Dr. Nicole LePera, popular by her Instagram moniker @the.holistic.psychologist, shared some interesting ways to express healthy anger.
According to Dr. LePera, the important part that should be taken care of is how to cope with anger. Everybody has different coping mechanisms for anger.
Many of us may use unhealthy ways of coping with anger by:
* Repressing it or by being in denial
* Externalizing anger in ways that are harmful or destructive
* Using it as a distraction or a “cover emotion” from feelings of sadness, unworthiness or fear
* Hiding behind anger to feel safer
“In this way, anger becomes a coping mechanism or a way to protect us from deep pain. But it’s also important to understand that if you’re feeling chronic anger, this is usually a message from your inner child to pay more attention to your own needs,” adds Dr LePera.
Alternatively, people lash out, scream, hit walls or even break things in order to either avoid or fight anger. This high reactivity comes from people who fear anger and don’t know how to cope with it, explains the expert.

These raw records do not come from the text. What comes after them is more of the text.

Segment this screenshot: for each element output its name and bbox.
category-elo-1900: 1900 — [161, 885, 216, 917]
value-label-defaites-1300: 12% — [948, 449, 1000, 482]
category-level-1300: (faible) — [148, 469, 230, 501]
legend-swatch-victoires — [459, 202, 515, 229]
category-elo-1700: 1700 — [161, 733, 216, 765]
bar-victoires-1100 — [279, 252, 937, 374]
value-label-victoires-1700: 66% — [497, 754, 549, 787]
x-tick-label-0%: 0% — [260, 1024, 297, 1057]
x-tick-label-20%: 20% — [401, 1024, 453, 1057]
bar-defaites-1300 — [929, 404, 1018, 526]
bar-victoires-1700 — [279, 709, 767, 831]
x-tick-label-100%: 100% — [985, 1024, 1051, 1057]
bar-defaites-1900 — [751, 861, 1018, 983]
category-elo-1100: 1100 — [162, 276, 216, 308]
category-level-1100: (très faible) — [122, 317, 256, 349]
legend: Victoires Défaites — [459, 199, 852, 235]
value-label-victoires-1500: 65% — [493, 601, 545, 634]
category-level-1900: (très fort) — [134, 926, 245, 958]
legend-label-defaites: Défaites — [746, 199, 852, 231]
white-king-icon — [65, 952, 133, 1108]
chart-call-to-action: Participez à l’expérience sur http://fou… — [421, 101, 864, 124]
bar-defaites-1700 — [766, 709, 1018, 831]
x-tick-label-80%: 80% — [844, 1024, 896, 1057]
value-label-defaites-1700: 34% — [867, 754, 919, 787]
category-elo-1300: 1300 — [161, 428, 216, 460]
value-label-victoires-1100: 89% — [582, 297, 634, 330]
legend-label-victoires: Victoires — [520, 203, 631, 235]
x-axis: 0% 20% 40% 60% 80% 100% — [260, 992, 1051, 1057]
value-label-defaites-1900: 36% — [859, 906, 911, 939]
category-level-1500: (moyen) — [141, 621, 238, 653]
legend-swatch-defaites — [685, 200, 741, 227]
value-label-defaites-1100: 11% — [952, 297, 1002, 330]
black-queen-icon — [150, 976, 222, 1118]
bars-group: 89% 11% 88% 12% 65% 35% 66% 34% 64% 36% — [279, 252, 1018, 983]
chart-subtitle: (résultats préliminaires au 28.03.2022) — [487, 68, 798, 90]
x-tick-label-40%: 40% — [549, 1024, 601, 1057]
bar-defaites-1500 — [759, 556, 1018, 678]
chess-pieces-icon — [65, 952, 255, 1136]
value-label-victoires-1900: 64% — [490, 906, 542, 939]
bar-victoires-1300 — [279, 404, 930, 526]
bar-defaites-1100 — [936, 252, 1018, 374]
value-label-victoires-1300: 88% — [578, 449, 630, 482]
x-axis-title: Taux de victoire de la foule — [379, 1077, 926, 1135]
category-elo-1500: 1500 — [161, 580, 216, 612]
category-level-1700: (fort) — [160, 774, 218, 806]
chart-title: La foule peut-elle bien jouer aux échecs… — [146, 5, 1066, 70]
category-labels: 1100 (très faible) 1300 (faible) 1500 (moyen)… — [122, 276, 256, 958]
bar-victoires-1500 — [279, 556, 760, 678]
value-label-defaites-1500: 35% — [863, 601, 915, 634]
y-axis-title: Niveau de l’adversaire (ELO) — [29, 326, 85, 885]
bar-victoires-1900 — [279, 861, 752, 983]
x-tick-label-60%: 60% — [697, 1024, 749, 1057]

However, are there any healthy ways to express anger? Let’s find out!
1. Set a boundary by saying “no” to people who make you angry
2. Learn to feel the anger in your body through deep breathing. It will calm you down!
3. Clearly communicate your needs, including how you feel your needs have been ignored or dismissed. This will avoid leaving you with pent-up emotions.
4. Learn to pause before expelling anger or projecting it externally
5. Notice if your anger comes from a pattern of self-betrayal.
6. Safely release anger by yourself through primal screaming or pillow release.
7. Know that there’s nothing wrong with being angry. It’s a normal human emotion. You just have to know the right coping mechanism to deal with it in a healthy way.
Moving your body helps you to discharge emotional energy. Choose to stretch your body, go for a walk or do some physical exercise to feel better. Try knowing what is going on in your body – use breathwork, yoga, shaking or dancing to shake off the anger, literally!
You can overcome anger by writing your thoughts down in a journal to get them out of your head and onto paper. Writing your emotions down will help you vent your feelings. This will reduce your anger and channelize your negative energy in a positive direction.
Alone time is a must when you’re angry. Learn to verbalize, “I need space or a break.” Spending time with yourself will make you rethink about the situation and help you cope with anger or stress.
Never criticize yourself when you’re angry. You should rather speak kindly to yourself.
Decisions made when you’re angry are those made in haste. You may end up regretting your decision later. It is better not to take impulsive decisions as anger takes us to a survival mode way of thinking, explains Dr LePera.